These four female African artists are trying to take on the challenge of questioning their society and how they fit into this contemporary environment as women and artists, and how they relate themselves to the western world as Africans.
Their work explores the discourse between western women versus African women, male versus female, tradition versus modernity, and local versus global. The female artist in Africa is still secondary compared to her male counterparts. This inequality is exemplified by the low number of women participating in exhibitions and workshops.
These artists broke the barrier of the male-dominated art world, proving and celebrating the female artistic identity. They analyze the challenges faced by contemporary society without deference. They overturn preconceptions and taboo, they bring us into their intimate lives and they are not scared of revealing their and our darkest fears.
The Female Artists’ Platform in Lagos has been promoting and sustaining female African artists since 2008. Founded by the non-profit organization African Artists’ Foundation, it aims to draw attention to female artists and designers living and working in Africa, unearthing and developing new talents, introducing new art forms, and highlighting the diversity of women who are exploring ways to express themselves through visual art.
The Female Artists’ Platform program is designed to help, encourage, challenge and develop women interested in visual art, and to provide unimpeded opportunities for the expression of their perspectives and reactions.
Joana Choumali (b. 1974) is a freelance photographer based in Abidjan. In her last work, Awoulaba/taille fine (awoulaba means ‘beauty queen’ in Baule language), Joana investigates the concept of beauty and bodily perfection. What is it to be considered to have a perfect body? She began her photographic composition by documenting the local manufacturers in Cote d’Ivoire that produce mannequins with body shapes more associated with those of African women. All of this constitutes the hybrid representations of what a ‘perfect woman’ is supposed to be: the real one and the perfect one, all at the same time. The final image results in a disconcerting and destabilizing ensemble of shapes, symbols, colors and ideas.

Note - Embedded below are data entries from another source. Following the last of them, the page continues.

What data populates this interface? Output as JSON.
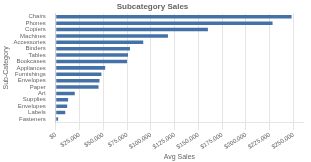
{
  "chart_data": {
    "type": "bar",
    "orientation": "horizontal",
    "title": "Subcategory Sales",
    "xlabel": "Avg Sales",
    "ylabel": "Sub-Category",
    "categories": [
      "Chairs",
      "Phones",
      "Copiers",
      "Machines",
      "Accessories",
      "Binders",
      "Tables",
      "Bookcases",
      "Appliances",
      "Furnishings",
      "Envelopes",
      "Paper",
      "Art",
      "Supplies",
      "Envelopes",
      "Labels",
      "Fasteners"
    ],
    "values": [
      248000,
      228000,
      160000,
      118000,
      92000,
      78000,
      76000,
      75000,
      52000,
      48000,
      46000,
      45000,
      20000,
      13000,
      12000,
      10000,
      2500
    ],
    "color": "#4472a8",
    "xlim": [
      0,
      260000
    ],
    "xticks": [
      {
        "value": 0,
        "label": "$0"
      },
      {
        "value": 25000,
        "label": "$25,000"
      },
      {
        "value": 50000,
        "label": "$50,000"
      },
      {
        "value": 75000,
        "label": "$75,000"
      },
      {
        "value": 100000,
        "label": "$100,000"
      },
      {
        "value": 125000,
        "label": "$125,000"
      },
      {
        "value": 150000,
        "label": "$150,000"
      },
      {
        "value": 175000,
        "label": "$175,000"
      },
      {
        "value": 200000,
        "label": "$200,000"
      },
      {
        "value": 225000,
        "label": "$225,000"
      },
      {
        "value": 250000,
        "label": "$250,000"
      }
    ],
    "grid": true
  }
}
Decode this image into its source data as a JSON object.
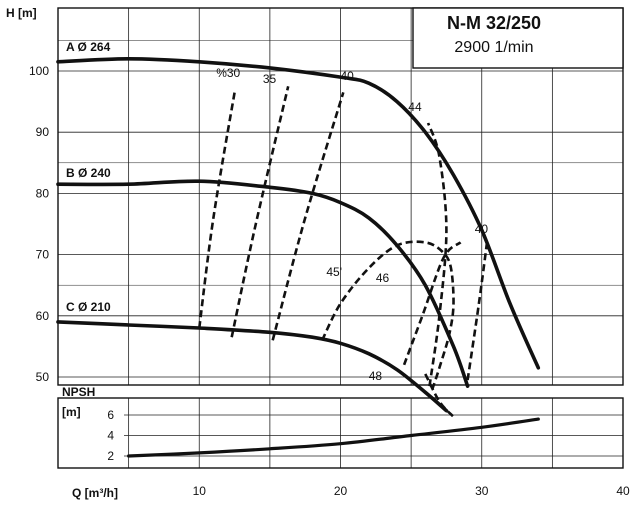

Namsa Leuba (b.1982) is a half-Guinean and half-Swiss photographer. During the past two years, her research focused on African identity through western eyes. In the series The African Queen, Namsa was inspired by African women. She tries to re-contextualize African elements through her camera, bringing these elements into a framework for occidental taste and aesthetic choices. She produces what she calls an ‘intervention’ on the models and on their typical African clothes. She tries to change the classic western perception of African culture. In every photograph Namsa always reconciles these two cultures. As these traditional objects become increasingly distant and unfamiliar in a fashion and western context, this body of work sheds light on two different cultural aesthetics through the personal experience of multi-cultural heritage and the performative intervention of the photographer.
Jenevieve Aken (b. 1989) is a Nigerian photographer; she focuses on documentary photographs, self-portraits, urban portraits and cultural and social issues. The Masked Women (2014) is a self-portrait series where she explores the role of female gender in Nigerian society. Through these images she represents the solitary lifestyle of the ‘femme fatale’ character. The use of masks and the body language evokes the isolation of women in Nigerian society that has limiting and strictly defined roles of what the ‘perfect’ woman should be. The series represents the growing number of independent, professional women in Nigeria who at once assert their autonomy while also being ostracized by cultural norms that don’t let Nigerian women have an active role in their society.
Njideka Akunyili Crosby (b. 1983) was born in Nigeria; she left her native country at the age of 16 to pursue her studies in USA. In her intimate art, Njideka mixes the classic academic western technique with her personal life, Nigerian and American culture and African traditions. She composes scenes from her everyday life between two countries, using western elements like portrait and still life to realize non-western scenes. Her work always features scenes of intimacy of she and her husband. She carefully chooses and integrates different materials into her painting, especially small photographic paper pieces. Nijdeka’s art is a personal metaphor of memory and the definition of her identity between two societies.